HORSING ABOUT: A jockey pictured in the 1890s. The Bathurst Jockey Club had to look for a new location for its racetrack in 1895.
HORSING ABOUT: A jockey pictured in the 1890s. The Bathurst Jockey Club had to look for a new location for its racetrack in 1895.

TITLED “Horsemen, past and present”, this Bathurst District Historical Society image shows a young jockey, complete with riding whip and cap, with several other men in the 1890s.

The photo is a very casual one, as not all the men are even facing the camera. While it is understood that there are people by the name of Yeomans in the photo, we are not aware of any others.   

It is known that a J. Yeomans and a Bertram William Yeomans, as well as David Byrne, were jockeys in Bathurst in the 1890s and part of the Bathurst Jockey Club. Joseph Burton was one of the trainers in Bathurst. 

In August 1895, the Bathurst Jockey Club met in the Royal Hotel in William Street to hear the results of a deputation to the New South Wales Minister of Agriculture concerning the resumption of the land that was then the location of the club’s racetrack. 

The land had originally been given to the club under the local trusteeship of William Kite, the late John McPhillamy and John Declouet. The meeting decided to look for a new site and decided that a committee be formed, to include a surveyor, to visit locations that may be suitable.

As one of the trustees, William Kite had agreed to lend between £1200 and £1500 to add certain improvements. He had drawn cheques on his account at the Commercial Bank in Bathurst to have a grandstand constructed, the track fencing built and to effect other improvements. Later, the name was changed to the Bathurst Turf Club.

The track that had been used for racing underwent some changes late in 1849, under the supervision of Mr Lawson. 

The first day of racing took place on Wednesday, February 27, 1850. The event was for the Town Plate, with a prize of £50. Several heats took place on the day. 

It was for all horses and weight for age. The race meet, although well-attended, was not so striking in the numbers of horses when compared with previous occasions. 

Still, there was a good muster of the right sort. Tolerably heavy books were made up and by-betting was brisk. The distance round the course was two miles and 481 yards and the time taken was around four minutes, 37 seconds.

The second race was the Maiden Plate for £20. It was for horses that had never won an advertised prize above £10 and was over one mile, 240 yards. 

The winner of the first heat, with five horses in the race, took two minutes, 22 seconds. 

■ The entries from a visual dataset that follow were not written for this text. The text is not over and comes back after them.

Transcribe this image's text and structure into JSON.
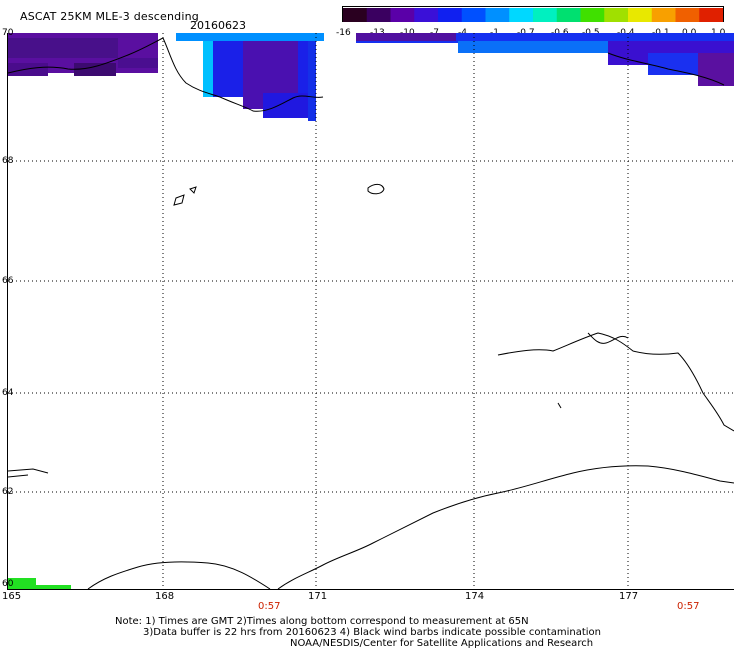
{
  "title": "ASCAT 25KM MLE-3 descending",
  "date": "20160623",
  "colorbar": {
    "labels": [
      "-16",
      "-13",
      "-10",
      "-7",
      "-4",
      "-1",
      "-0.7",
      "-0.6",
      "-0.5",
      "-0.4",
      "-0.1",
      "0.0",
      "1.0"
    ],
    "colors": [
      "#2a0020",
      "#3a0060",
      "#5a00a8",
      "#3a10d8",
      "#1020f0",
      "#0050ff",
      "#0090ff",
      "#00d8ff",
      "#00f0c0",
      "#00e070",
      "#40e000",
      "#a0e000",
      "#e8e800",
      "#f8a000",
      "#f06000",
      "#e02000"
    ]
  },
  "map": {
    "lat_labels": [
      "70",
      "68",
      "66",
      "64",
      "62",
      "60"
    ],
    "lon_labels": [
      "165",
      "168",
      "171",
      "174",
      "177"
    ],
    "time_labels": [
      "0:57",
      "0:57"
    ]
  },
  "notes": {
    "line1": "Note: 1) Times are GMT 2)Times along bottom correspond to measurement at 65N",
    "line2": "3)Data buffer is 22 hrs from 20160623 4) Black wind barbs indicate possible contamination",
    "line3": "NOAA/NESDIS/Center for Satellite Applications and Research"
  }
}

The third race was the Galloway race for £20, with a sweepstakes added. It was for all horses 14 hands high and under weights seven stone and seven pounds.

Racing continued the following day, Thursday, February 28. The first race was a Hack Hurdle of £15, with a sweepstakes of 20 shillings, with all horses carrying ten stone over two miles and 480 yards. There were also six jumps of three feet, six inches. 

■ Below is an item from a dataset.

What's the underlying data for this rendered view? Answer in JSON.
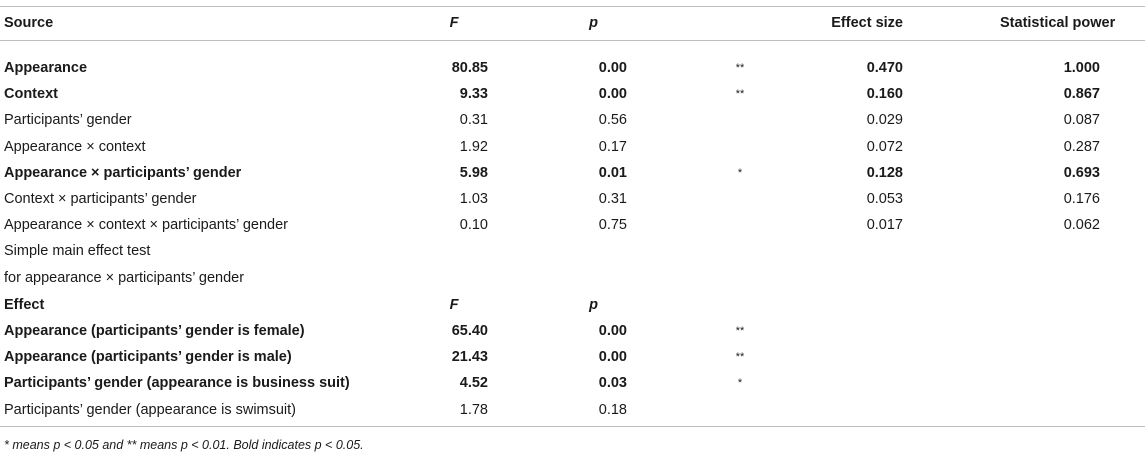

The horses taking part included Picton, Welcome and Dandy. Horse owners were mainly wealthy local landowners, along with hotel and inn owners. Four races were held on this day, with racegoers returning on the Saturday for another four races.

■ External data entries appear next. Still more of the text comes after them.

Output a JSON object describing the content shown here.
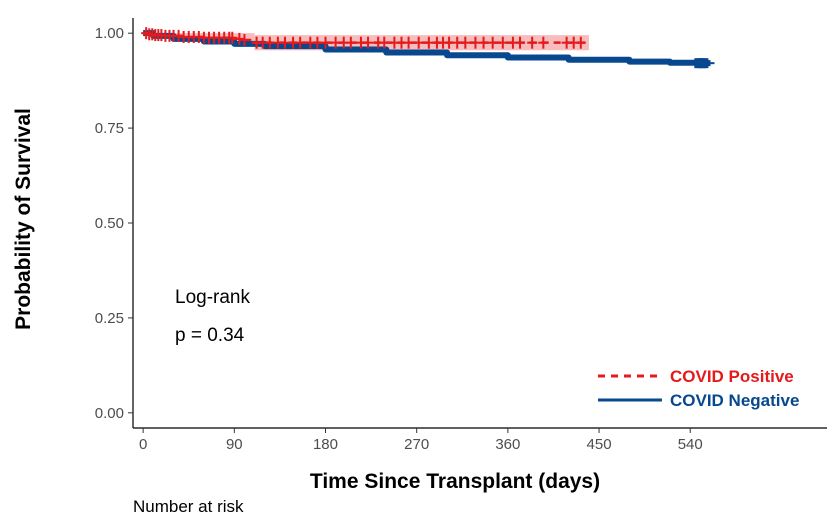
{
  "chart_data": {
    "type": "line",
    "title": "",
    "xlabel": "Time Since Transplant (days)",
    "ylabel": "Probability of Survival",
    "xlim": [
      -10,
      675
    ],
    "ylim": [
      -0.04,
      1.04
    ],
    "x_ticks": [
      0,
      90,
      180,
      270,
      360,
      450,
      540
    ],
    "y_ticks": [
      0.0,
      0.25,
      0.5,
      0.75,
      1.0
    ],
    "x_tick_labels": [
      "0",
      "90",
      "180",
      "270",
      "360",
      "450",
      "540"
    ],
    "y_tick_labels": [
      "0.00",
      "0.25",
      "0.50",
      "0.75",
      "1.00"
    ],
    "grid": false,
    "legend_position": "bottom-right",
    "series": [
      {
        "name": "COVID Positive",
        "color": "#e41a1c",
        "line_style": "dashed",
        "x": [
          0,
          5,
          10,
          20,
          40,
          60,
          90,
          100,
          110,
          130,
          160,
          200,
          250,
          300,
          350,
          380,
          400,
          440
        ],
        "y": [
          1.0,
          0.997,
          0.995,
          0.993,
          0.99,
          0.988,
          0.985,
          0.982,
          0.975,
          0.975,
          0.975,
          0.975,
          0.975,
          0.975,
          0.975,
          0.975,
          0.975,
          0.975
        ],
        "ci_band": {
          "x": [
            0,
            20,
            60,
            100,
            110,
            200,
            300,
            440
          ],
          "lower": [
            0.998,
            0.99,
            0.983,
            0.975,
            0.955,
            0.955,
            0.955,
            0.955
          ],
          "upper": [
            1.0,
            1.0,
            1.0,
            1.0,
            0.995,
            0.995,
            0.995,
            0.995
          ]
        },
        "censor_x": [
          3,
          6,
          9,
          12,
          15,
          18,
          22,
          26,
          30,
          35,
          40,
          45,
          50,
          55,
          60,
          65,
          70,
          75,
          80,
          85,
          88,
          95,
          100,
          112,
          118,
          125,
          133,
          140,
          148,
          155,
          165,
          172,
          180,
          190,
          198,
          205,
          215,
          222,
          232,
          238,
          248,
          255,
          262,
          272,
          282,
          290,
          296,
          302,
          310,
          318,
          328,
          336,
          345,
          355,
          365,
          372,
          384,
          395,
          418,
          425,
          432
        ]
      },
      {
        "name": "COVID Negative",
        "color": "#08488e",
        "line_style": "solid",
        "x": [
          0,
          10,
          30,
          60,
          90,
          120,
          180,
          240,
          300,
          360,
          420,
          480,
          520,
          545,
          560
        ],
        "y": [
          1.0,
          0.993,
          0.985,
          0.978,
          0.972,
          0.966,
          0.957,
          0.949,
          0.942,
          0.936,
          0.93,
          0.925,
          0.922,
          0.921,
          0.921
        ]
      }
    ],
    "annotations": [
      "Log-rank",
      "p = 0.34"
    ]
  },
  "risk_table": {
    "title": "Number at risk"
  }
}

On March 17, 1857, just seven years later, Sydney’s Empire newspaper was not impressed with horse racing in Bathurst. 

The paper noted that it was a remarkable fact that although horse racing had always been a favourite pastime among Englishmen, and although horse-breeding had, almost from the first settlement of the Bathurst district, formed an important branch of industry, the former, so far as Bathurst was concerned, was fast sinking beneath contempt. 

There was a poverty of spirit about the thing, an utter absence of effort among local breeders, and a miserable display of horseflesh, when compared with the olden times of the turf in this district, the Empire said.

It made every dispassionate observer feel that the Bathurst Jockey Club was called into existence to self-destruct, the paper said.